Construction and upkeep
- Construction began: 1958
- First criticality: 1962

Technical specifications
- Cooling: Heavy water
- Neutron moderator: Heavy water

= Heavy Water Components Test Reactor =

Heavy Water Components Test Reactor (HWCTR) was an experimental nuclear reactor at the Savannah River Site in Aiken County, South Carolina. It was commonly called "Hector."

== History ==
It was constructed in 1958, starting in a temporary construction area, which is now called "B" Area. This is near the intersection of SRS roads "2" and "C." It is identified as Building 770-U. It has a cylindrical structure with a hemispherical dome. Its diameter is 70 ft (21.3 m) with a height of 125 ft (38.1 m). About 60 ft (18.3 m) is located underground. The building was designed to contain an internal pressure of 24 psig (165 kPa). It had a 70 MW thermal output.

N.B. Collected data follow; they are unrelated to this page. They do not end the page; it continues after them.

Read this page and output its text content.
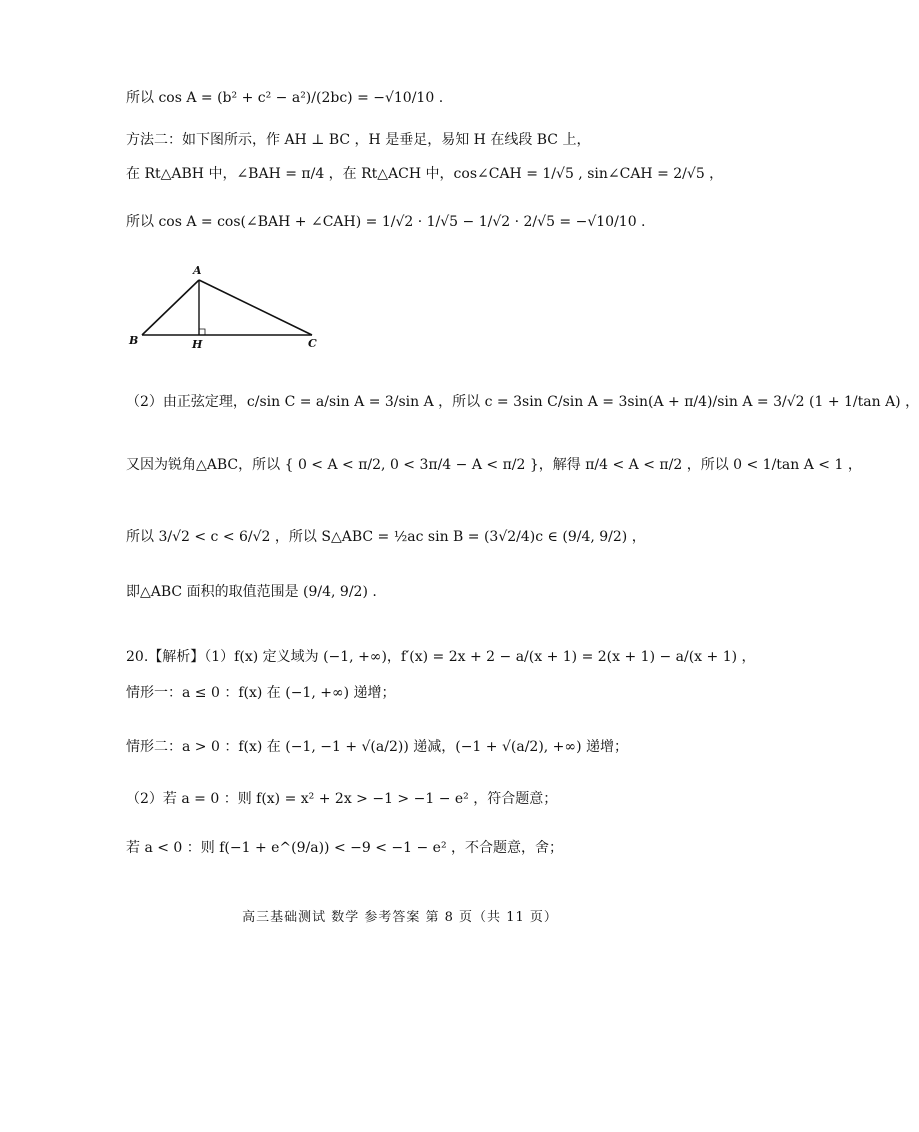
所以 cos A = (b² + c² − a²)/(2bc) = −√10/10 .
方法二：如下图所示，作 AH ⊥ BC ，H 是垂足，易知 H 在线段 BC 上，
在 Rt△ABH 中，∠BAH = π/4 ，在 Rt△ACH 中，cos∠CAH = 1/√5 , sin∠CAH = 2/√5 ，
所以 cos A = cos(∠BAH + ∠CAH) = 1/√2 · 1/√5 − 1/√2 · 2/√5 = −√10/10 .
A
B	H	C
（2）由正弦定理，c/sin C = a/sin A = 3/sin A ，所以 c = 3sin C/sin A = 3sin(A + π/4)/sin A = 3/√2 (1 + 1/tan A) ，
又因为锐角△ABC，所以 { 0 < A < π/2, 0 < 3π/4 − A < π/2 }，解得 π/4 < A < π/2 ，所以 0 < 1/tan A < 1 ，
所以 3/√2 < c < 6/√2 ，所以 S△ABC = ½ac sin B = (3√2/4)c ∈ (9/4, 9/2) ，
即△ABC 面积的取值范围是 (9/4, 9/2) .
20.【解析】（1）f(x) 定义域为 (−1, +∞)，f′(x) = 2x + 2 − a/(x + 1) = 2(x + 1) − a/(x + 1) ，
情形一：a ≤ 0 ：f(x) 在 (−1, +∞) 递增；
情形二：a > 0 ：f(x) 在 (−1, −1 + √(a/2)) 递减，(−1 + √(a/2), +∞) 递增；
（2）若 a = 0 ：则 f(x) = x² + 2x > −1 > −1 − e² ，符合题意；
若 a < 0 ：则 f(−1 + e^(9/a)) < −9 < −1 − e² ，不合题意，舍；
高三基础测试 数学 参考答案 第 8 页（共 11 页）
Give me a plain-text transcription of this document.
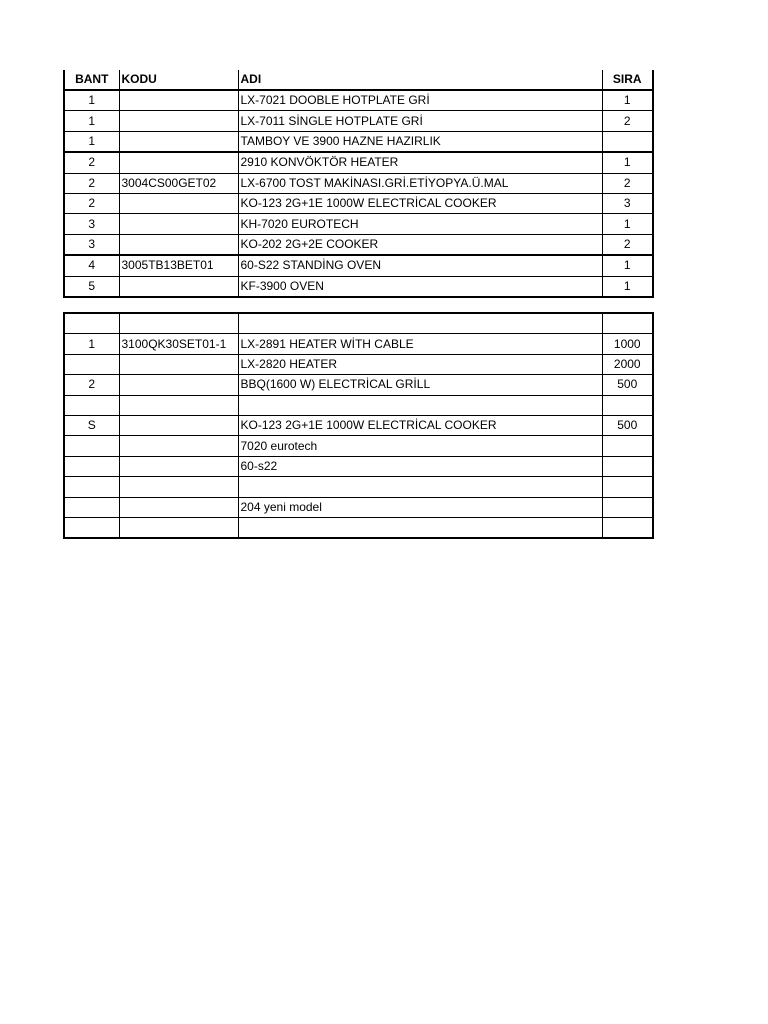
BANT	KODU	ADI	SIRA
1		LX-7021 DOOBLE HOTPLATE GRİ	1
1		LX-7011 SİNGLE HOTPLATE GRİ	2
1		TAMBOY VE 3900 HAZNE HAZIRLIK	
2		2910 KONVÖKTÖR HEATER	1
2	3004CS00GET02	LX-6700 TOST MAKİNASI.GRİ.ETİYOPYA.Ü.MAL	2
2		KO-123 2G+1E 1000W ELECTRİCAL COOKER	3
3		KH-7020 EUROTECH	1
3		KO-202 2G+2E COOKER	2
4	3005TB13BET01	60-S22 STANDİNG OVEN	1
5		KF-3900 OVEN	1

1	3100QK30SET01-1	LX-2891 HEATER WİTH CABLE	1000
		LX-2820 HEATER	2000
2		BBQ(1600 W) ELECTRİCAL GRİLL	500

S		KO-123 2G+1E 1000W ELECTRİCAL COOKER	500
		7020 eurotech	
		60-s22	

		204 yeni model	
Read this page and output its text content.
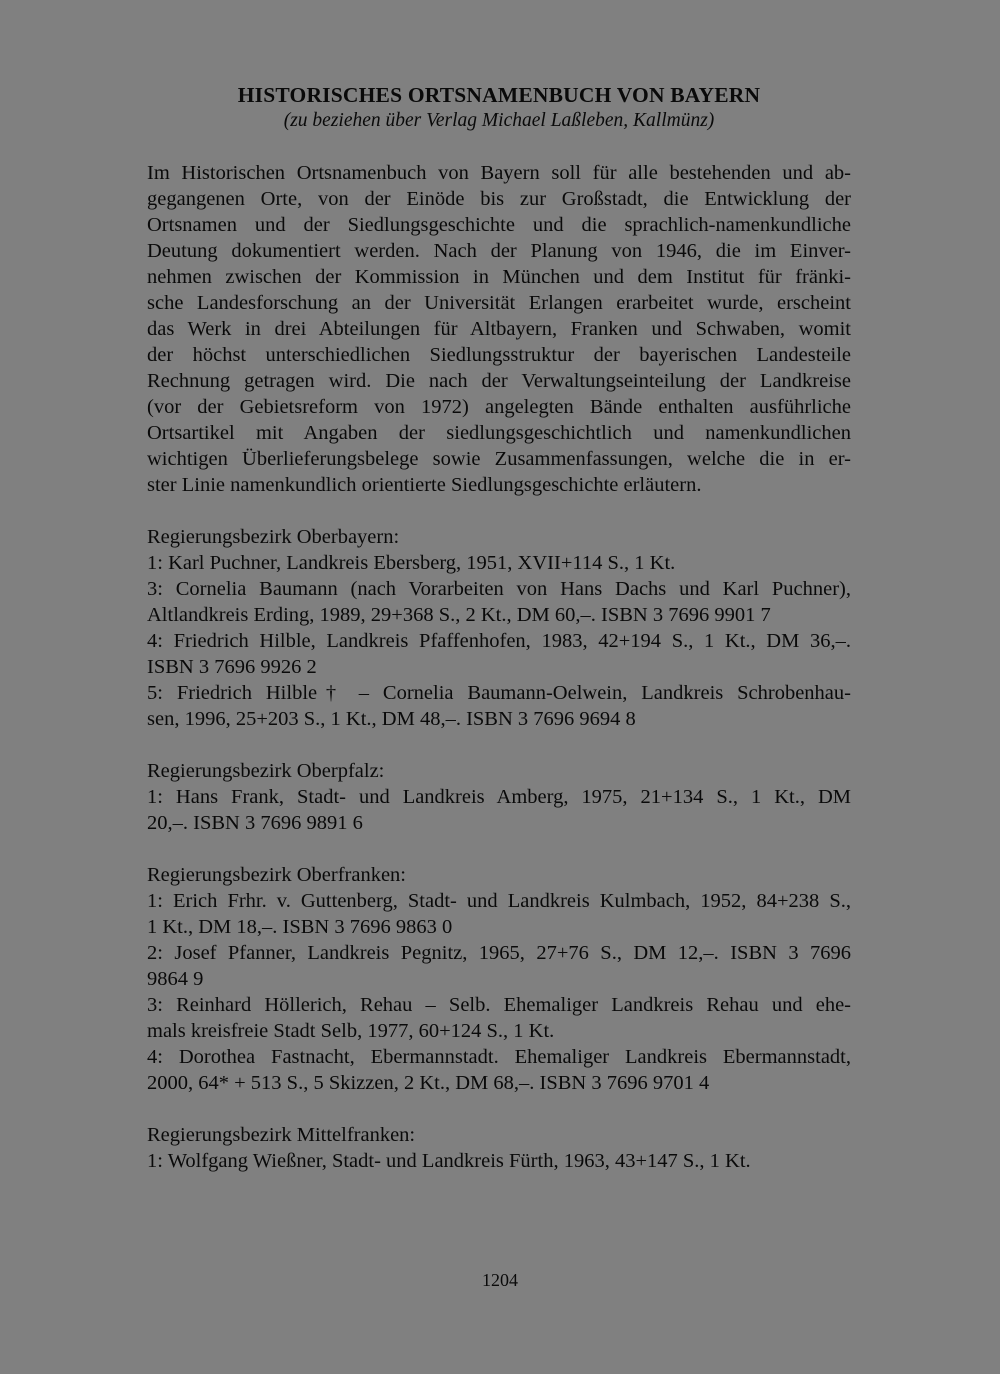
HISTORISCHES ORTSNAMENBUCH VON BAYERN

(zu beziehen über Verlag Michael Laßleben, Kallmünz)

Im Historischen Ortsnamenbuch von Bayern soll für alle bestehenden und ab-
gegangenen Orte, von der Einöde bis zur Großstadt, die Entwicklung der
Ortsnamen und der Siedlungsgeschichte und die sprachlich-namenkundliche
Deutung dokumentiert werden. Nach der Planung von 1946, die im Einver-
nehmen zwischen der Kommission in München und dem Institut für fränki-
sche Landesforschung an der Universität Erlangen erarbeitet wurde, erscheint
das Werk in drei Abteilungen für Altbayern, Franken und Schwaben, womit
der höchst unterschiedlichen Siedlungsstruktur der bayerischen Landesteile
Rechnung getragen wird. Die nach der Verwaltungseinteilung der Landkreise
(vor der Gebietsreform von 1972) angelegten Bände enthalten ausführliche
Ortsartikel mit Angaben der siedlungsgeschichtlich und namenkundlichen
wichtigen Überlieferungsbelege sowie Zusammenfassungen, welche die in er-
ster Linie namenkundlich orientierte Siedlungsgeschichte erläutern.

Regierungsbezirk Oberbayern:

1: Karl Puchner, Landkreis Ebersberg, 1951, XVII+114 S., 1 Kt.

3: Cornelia Baumann (nach Vorarbeiten von Hans Dachs und Karl Puchner),
Altlandkreis Erding, 1989, 29+368 S., 2 Kt., DM 60,–. ISBN 3 7696 9901 7

4: Friedrich Hilble, Landkreis Pfaffenhofen, 1983, 42+194 S., 1 Kt., DM 36,–.
ISBN 3 7696 9926 2

5: Friedrich Hilble† – Cornelia Baumann-Oelwein, Landkreis Schrobenhau-
sen, 1996, 25+203 S., 1 Kt., DM 48,–. ISBN 3 7696 9694 8

Regierungsbezirk Oberpfalz:

1: Hans Frank, Stadt- und Landkreis Amberg, 1975, 21+134 S., 1 Kt., DM
20,–. ISBN 3 7696 9891 6

Regierungsbezirk Oberfranken:

1: Erich Frhr. v. Guttenberg, Stadt- und Landkreis Kulmbach, 1952, 84+238 S.,
1 Kt., DM 18,–. ISBN 3 7696 9863 0

2: Josef Pfanner, Landkreis Pegnitz, 1965, 27+76 S., DM 12,–. ISBN 3 7696
9864 9

3: Reinhard Höllerich, Rehau – Selb. Ehemaliger Landkreis Rehau und ehe-
mals kreisfreie Stadt Selb, 1977, 60+124 S., 1 Kt.

4: Dorothea Fastnacht, Ebermannstadt. Ehemaliger Landkreis Ebermannstadt,
2000, 64* + 513 S., 5 Skizzen, 2 Kt., DM 68,–. ISBN 3 7696 9701 4

Regierungsbezirk Mittelfranken:

1: Wolfgang Wießner, Stadt- und Landkreis Fürth, 1963, 43+147 S., 1 Kt.

1204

It was built to test the concept of a heavy water moderated and cooled reactor for civilian power. It was tested from late 1962 to December 1964. It was not restarted. The fuel was removed and the facility was secured by 1971. All auxiliary buildings were removed. The reactor building awaits its final disposition.

During deactivation activities at the HWCTR in 2010, an unanticipated high dose was experienced during the removal of wire flux monitor cabling. On November 2, 2010, when work was in progress to remove the instrumentation, one of three small helium-filled ion chambers was removed from the instrumentation sleeve. A higher than expected dose rate was detected when the lowest of the three ion chambers exited the reactor vessel below the lower axial shield. As a result, three workers received whole body doses of 2.52 mREM, 2.7 mREM, and 5.6 mREM, which is equal to 1.5–3.3 average daily human exposures in the United States.